Figure 2 : Position des sites d'échantillonnage de la campgne GEISER 2 sur fond de bathymétrie acquise durant les campagnes GEISEIR 1 et 2.
Exploitation commune des deux campagnes GEISEIR 1 et 2
L'exploitation des échantillons a été longue du fait, d'une part, du très grand nombre d'échantillons à traiter et, d'autre part, car nécessitant la contribution des trois laboratoires impliqués dans la production des données isotopiques.
La participation de B. Hanan et D. Graham au projet se justifiait par leur implication dans les campagnes antérieures sur la zone. Ils ont apporté au projet les échantillons dont ils disposaient, nous évitant de rééchantillonner les mêmes sites.

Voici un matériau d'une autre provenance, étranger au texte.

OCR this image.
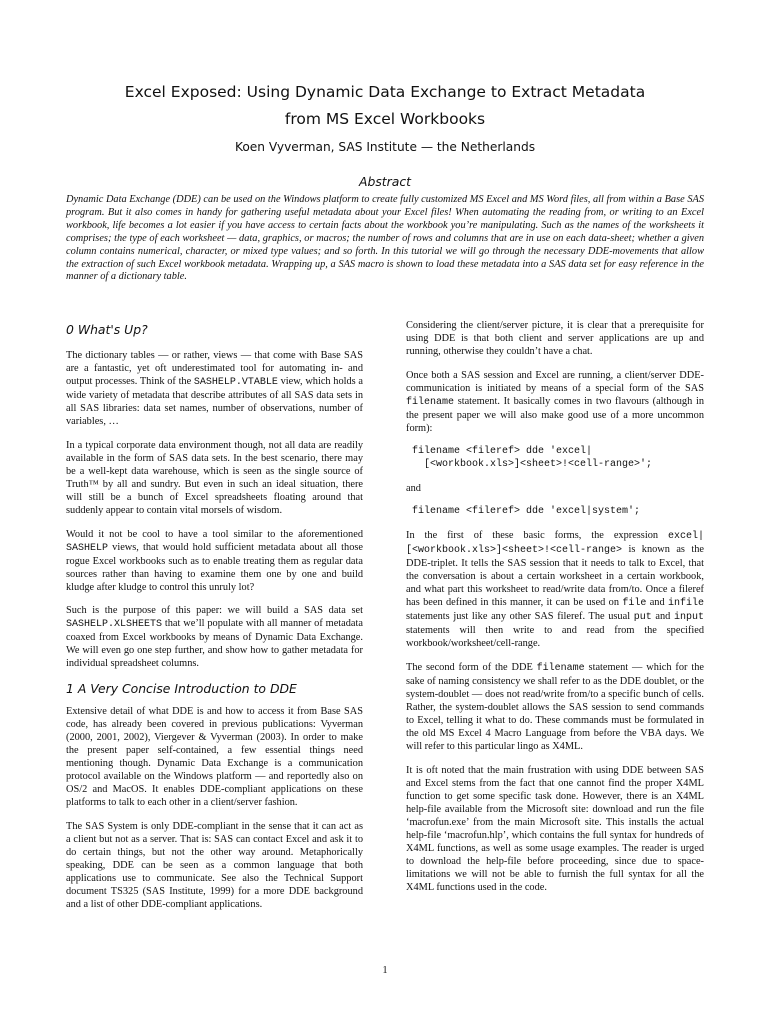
Excel Exposed: Using Dynamic Data Exchange to Extract Metadata
from MS Excel Workbooks
Koen Vyverman, SAS Institute — the Netherlands
Abstract

Dynamic Data Exchange (DDE) can be used on the Windows platform to create fully customized MS Excel and MS Word files, all from within a Base SAS program. But it also comes in handy for gathering useful metadata about your Excel files! When automating the reading from, or writing to an Excel workbook, life becomes a lot easier if you have access to certain facts about the workbook you’re manipulating. Such as the names of the worksheets it comprises; the type of each worksheet — data, graphics, or macros; the number of rows and columns that are in use on each data-sheet; whether a given column contains numerical, character, or mixed type values; and so forth. In this tutorial we will go through the necessary DDE-movements that allow the extraction of such Excel workbook metadata. Wrapping up, a SAS macro is shown to load these metadata into a SAS data set for easy reference in the manner of a dictionary table.

0 What's Up?

The dictionary tables — or rather, views — that come with Base SAS are a fantastic, yet oft underestimated tool for automating in- and output processes. Think of the SASHELP.VTABLE view, which holds a wide variety of metadata that describe attributes of all SAS data sets in all SAS libraries: data set names, number of observations, number of variables, …

In a typical corporate data environment though, not all data are readily available in the form of SAS data sets. In the best scenario, there may be a well-kept data warehouse, which is seen as the single source of Truth™ by all and sundry. But even in such an ideal situation, there will still be a bunch of Excel spreadsheets floating around that suddenly appear to contain vital morsels of wisdom.

Would it not be cool to have a tool similar to the aforementioned SASHELP views, that would hold sufficient metadata about all those rogue Excel workbooks such as to enable treating them as regular data sources rather than having to examine them one by one and build kludge after kludge to control this unruly lot?

Such is the purpose of this paper: we will build a SAS data set SASHELP.XLSHEETS that we’ll populate with all manner of metadata coaxed from Excel workbooks by means of Dynamic Data Exchange. We will even go one step further, and show how to gather metadata for individual spreadsheet columns.

1 A Very Concise Introduction to DDE

Extensive detail of what DDE is and how to access it from Base SAS code, has already been covered in previous publications: Vyverman (2000, 2001, 2002), Viergever & Vyverman (2003). In order to make the present paper self-contained, a few essential things need mentioning though. Dynamic Data Exchange is a communication protocol available on the Windows platform — and reportedly also on OS/2 and MacOS. It enables DDE-compliant applications on these platforms to talk to each other in a client/server fashion.

The SAS System is only DDE-compliant in the sense that it can act as a client but not as a server. That is: SAS can contact Excel and ask it to do certain things, but not the other way around. Metaphorically speaking, DDE can be seen as a common language that both applications use to communicate. See also the Technical Support document TS325 (SAS Institute, 1999) for a more DDE background and a list of other DDE-compliant applications.

Considering the client/server picture, it is clear that a prerequisite for using DDE is that both client and server applications are up and running, otherwise they couldn’t have a chat.

Once both a SAS session and Excel are running, a client/server DDE-communication is initiated by means of a special form of the SAS filename statement. It basically comes in two flavours (although in the present paper we will also make good use of a more uncommon form):

filename <fileref> dde 'excel|
[<workbook.xls>]<sheet>!<cell-range>';

and

filename <fileref> dde 'excel|system';

In the first of these basic forms, the expression excel|[<workbook.xls>]<sheet>!<cell-range> is known as the DDE-triplet. It tells the SAS session that it needs to talk to Excel, that the conversation is about a certain worksheet in a certain workbook, and what part this worksheet to read/write data from/to. Once a fileref has been defined in this manner, it can be used on file and infile statements just like any other SAS fileref. The usual put and input statements will then write to and read from the specified workbook/worksheet/cell-range.

The second form of the DDE filename statement — which for the sake of naming consistency we shall refer to as the DDE doublet, or the system-doublet — does not read/write from/to a specific bunch of cells. Rather, the system-doublet allows the SAS session to send commands to Excel, telling it what to do. These commands must be formulated in the old MS Excel 4 Macro Language from before the VBA days. We will refer to this particular lingo as X4ML.

It is oft noted that the main frustration with using DDE between SAS and Excel stems from the fact that one cannot find the proper X4ML function to get some specific task done. However, there is an X4ML help-file available from the Microsoft site: download and run the file ‘macrofun.exe’ from the main Microsoft site. This installs the actual help-file ‘macrofun.hlp’, which contains the full syntax for hundreds of X4ML functions, as well as some usage examples. The reader is urged to download the help-file before proceeding, since due to space-limitations we will not be able to furnish the full syntax for all the X4ML functions used in the code.

1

La séparation du plomb et son analyse étaient, à la demande de Francis Albarède (co-chef de projet), confiées à Barry Hanan de San Diego State University, celles du Hf à Janne Blichert Toft de l'ENS Lyon et celles de Sr et Nd à Christophe Hémond, UBO Brest. Pour réaliser les analyses sur la même fraction et permettre ainsi de les comparer, ces analyses ont du être séquencées, le Pb étant analysé en premier, puis le Hf et enfin Sr et Nd comme le protocole chimique le requiert. Les mesures d'hélium étaient confiées à David Graham (Oregon State University), qui les a réalisées à l'issue de la seconde campagne. Le retard des analyses isotopiques des échantillons de GEISEIR 2 est, pour partie, lié aux difficultés budgétaires rencontrées par les laboratoires américains en 2013 ("budget shutdown" de l'Etat Fédéral et de la NSF). Ce retard sur les analyses à effectuer en tout début du protocole a eu un effet sur toute la production des données isotopiques.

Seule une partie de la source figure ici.